O Código do Trabalho define o assédio como qualquer comportamento indesejado, reiterado ou suficientemente grave que perturbe ou constranja o trabalhador, afecte a sua dignidade ou crie um ambiente intimidativo, hostil, degradante ou humilhante. Esta noção abrange tanto o assédio moral como o sexual.
O assédio pode assumir três modalidades fundamentais:
i) assédio moral discriminatório, fundado num factor de discriminação, como idade, sexo ou origem;
ii) assédio moral não discriminatório, que não assenta num desses factores;
e iii) assédio sexual, que inclui qualquer comportamento que configure assédio e que revista natureza sexual.
A Convenção n.º 190 da OIT, de 2019, ratificada por Portugal em 2024 e que entrou em vigor no nosso ordenamento em 2025, reforça esta protecção ao enquadrar o assédio numa categoria mais ampla de violência no mundo laboral. Reconhece que estas condutas podem ocorrer dentro ou fora do local de trabalho, inclusive através de meios digitais, e podem ser praticadas por superiores hierárquicos, colegas, clientes ou terceiros. Exige ainda políticas preventivas, formação, canais de denúncia eficazes e uma cultura organizacional que rejeite qualquer forma de violência.
As condutas susceptíveis de constituir assédio moral são diversas: isolamento físico ou social, esvaziamento de funções, atribuição de tarefas inúteis ou incompatíveis com a categoria profissional, críticas destrutivas, metas impossíveis, retirada de instrumentos de trabalho, humilhações públicas ou difusão de boatos.
Em muitos casos, cada conduta isolada pode parecer irrelevante ou ser lícita, mas a sua repetição, e associação a outros comportamentos com o mesmo efeito, cria um ambiente hostil que ultrapassa o conflito laboral comum.
Contudo, é essencial distinguir o assédio das meras disfunções da relação laboral, como situações de stress, pressão organizacional para cumprimento de objectivos ou desentendimentos ocasionais, que, só por si, não configuram assédio. Deve evitar-se a banalização do conceito: mesmo situações de burnout resultantes de stress prolongado não derivam necessariamente de acções ou omissões do empregador ou dos colegas e, nesse caso, não podem gerar a responsabilidade da empresa.

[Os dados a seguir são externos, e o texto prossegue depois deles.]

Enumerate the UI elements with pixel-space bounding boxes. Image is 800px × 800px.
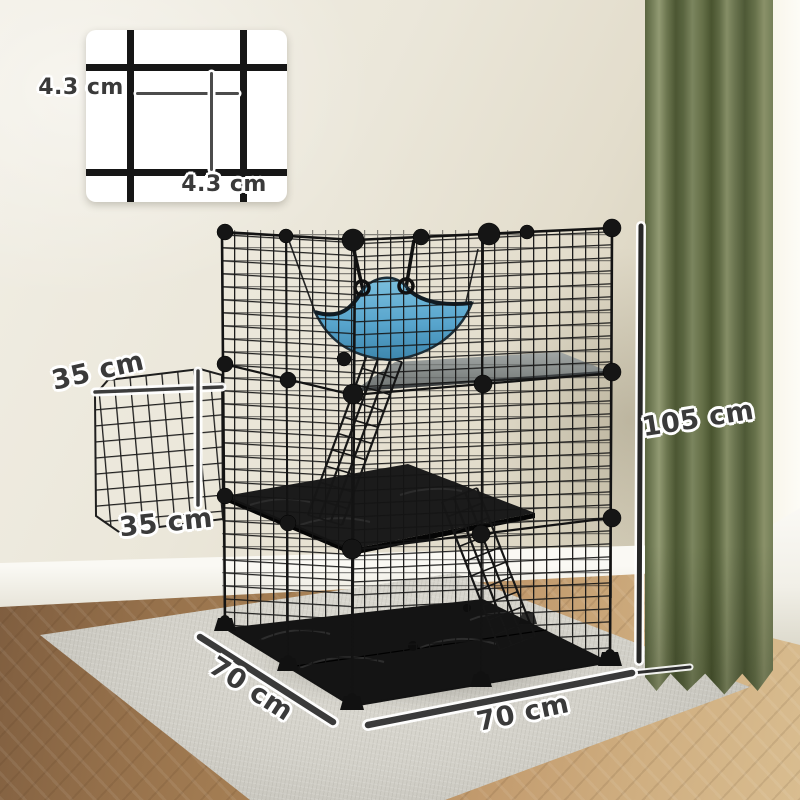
door-width-measure-line: [95, 387, 222, 392]
product-dimension-image: 4.3 cm 4.3 cm 35 cm 35 cm 105 cm 70 cm 7…: [0, 0, 800, 800]
cage-height-measure-line: [604, 226, 690, 676]
mesh-spacing-label-bottom: 4.3 cm: [181, 174, 267, 196]
mesh-spacing-label-left: 4.3 cm: [38, 77, 124, 99]
measurement-lines: [0, 0, 800, 800]
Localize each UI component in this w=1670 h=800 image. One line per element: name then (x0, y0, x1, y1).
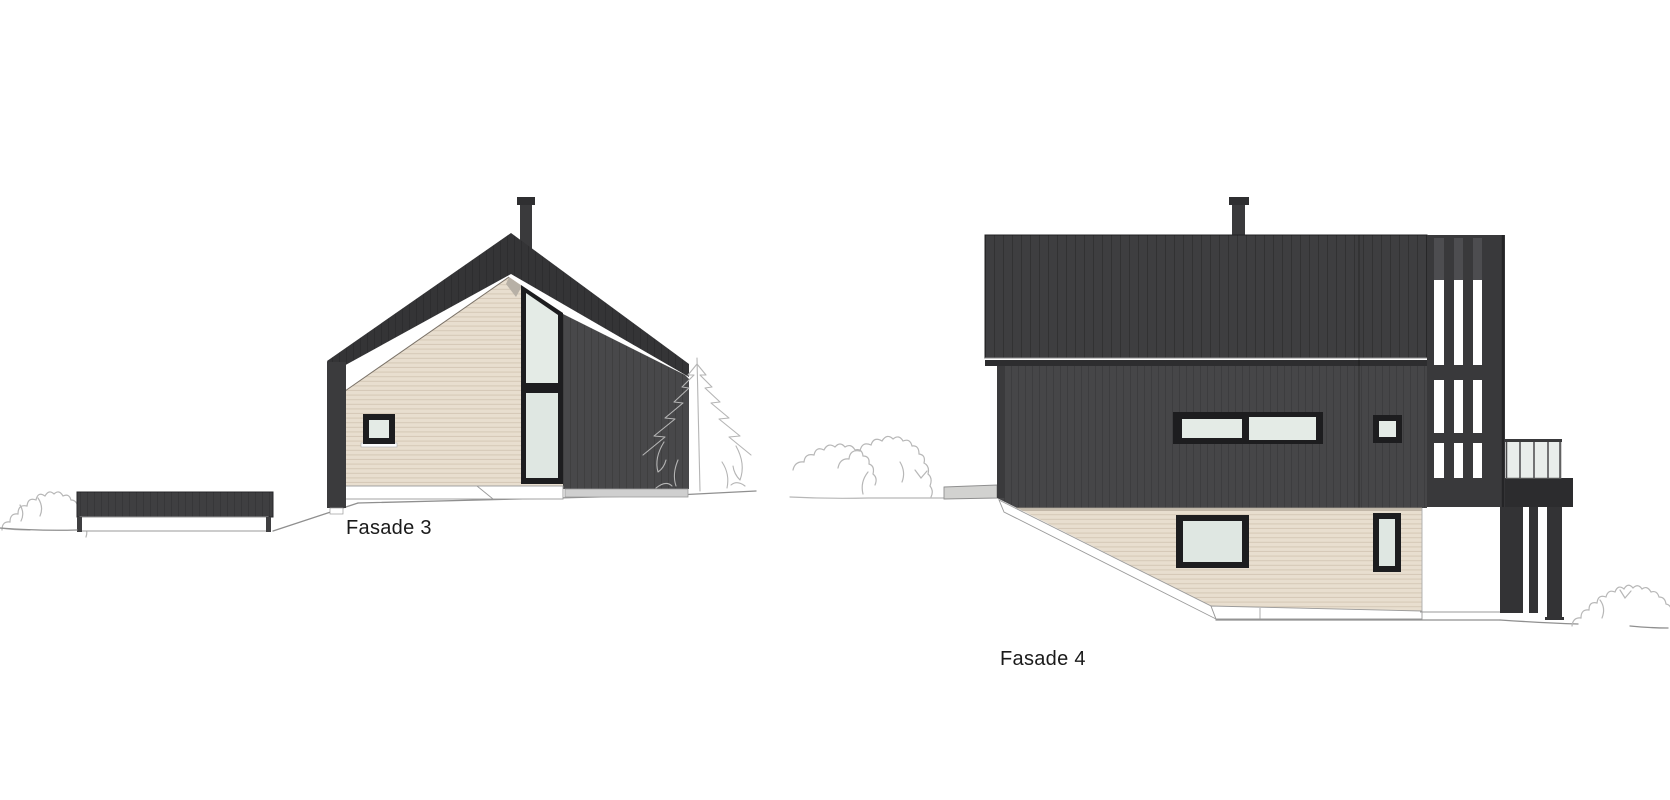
elevation-canvas: Fasade 3 (0, 0, 1670, 800)
shrub-sketch-right (1572, 585, 1670, 644)
ribbon-window-glass-left (1182, 419, 1242, 438)
small-window (361, 414, 397, 447)
roof-plane-ribbing (985, 235, 1427, 358)
upper-small-window (1373, 415, 1402, 443)
railing-top-rail (1505, 439, 1562, 442)
concrete-step (944, 485, 997, 499)
slat-screen (1427, 235, 1505, 507)
corner-post-foot (330, 508, 343, 514)
lower-narrow-window-glass (1379, 519, 1395, 566)
annex-base (80, 517, 268, 531)
tall-gable-window (521, 285, 563, 484)
fasade-4-label: Fasade 4 (1000, 648, 1086, 670)
annex-post-left (77, 517, 82, 532)
shrub-sketch-left-of-house (790, 436, 944, 498)
lower-large-window-glass (1183, 521, 1242, 562)
corner-post (327, 362, 346, 508)
annex-ribbing (77, 492, 273, 517)
tall-window-lower-glass (526, 393, 558, 478)
fasade-3-drawing: Fasade 3 (0, 197, 756, 539)
upper-ribbon-window (1173, 412, 1323, 444)
lower-narrow-window (1373, 513, 1401, 572)
eave-fascia (985, 360, 1427, 366)
dark-wall-plinth (565, 489, 688, 497)
ground-lines-right (1216, 620, 1668, 628)
fasade-3-label: Fasade 3 (346, 517, 432, 539)
upper-small-window-glass (1379, 421, 1396, 437)
annex-structure (77, 492, 273, 532)
small-window-glass (369, 420, 389, 438)
annex-post-right (266, 517, 271, 532)
fasade-4-drawing: Fasade 4 (790, 197, 1670, 670)
upper-wall-corner-trim (997, 366, 1005, 498)
lower-large-window (1176, 515, 1249, 568)
elevation-sheet: Fasade 3 (0, 0, 1670, 800)
foundation-strip (345, 486, 563, 499)
ribbon-window-glass-right (1249, 417, 1316, 440)
balcony-railing (1505, 439, 1562, 478)
chimney-2 (1229, 197, 1249, 238)
beige-top-shadow (1017, 508, 1422, 511)
balcony-posts (1500, 507, 1564, 620)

O Código do Trabalho impõe ao empregador o dever de prevenir estas situações, garantindo condições laborais que respeitem a dignidade do trabalhador, em regra, por via de políticas e formação. Desde a Lei n.º 73/2017, empresas com sete ou mais trabalhadores devem adoptar um código de boa conduta para a prevenção e combate ao assédio no trabalho.
Adicionalmente, sempre que o empregador tenha conhecimento de indícios de assédio, deve instaurar procedimento disciplinar, sob pena de incorrer em responsabilidade.
O sancionamento do assédio assenta num regime multidimensional que combina responsabilidade disciplinar, contraordenacional, civil e penal. No plano laboral, o autor da conduta pode ser punido disciplinarmente, podendo a infracção constituir justa causa de despedimento.
O empregador que não actue perante sinais de assédio incorre em infracção muito grave. No domínio civil, a prática de assédio gera o dever de indemnizar todos os danos patrimoniais e não patrimoniais sofridos pela vítima. Em situações mais graves, determinadas condutas podem ainda integrar ilícitos penais.
A complexificação e densificação do regime resulta, na maioria dos casos, numa necessidade de assessoria externa das empresas para lidar com este tipo de situações, assegurando o compliance da organização e a avaliação da natureza, risco e gravidade de cada situação em concreto.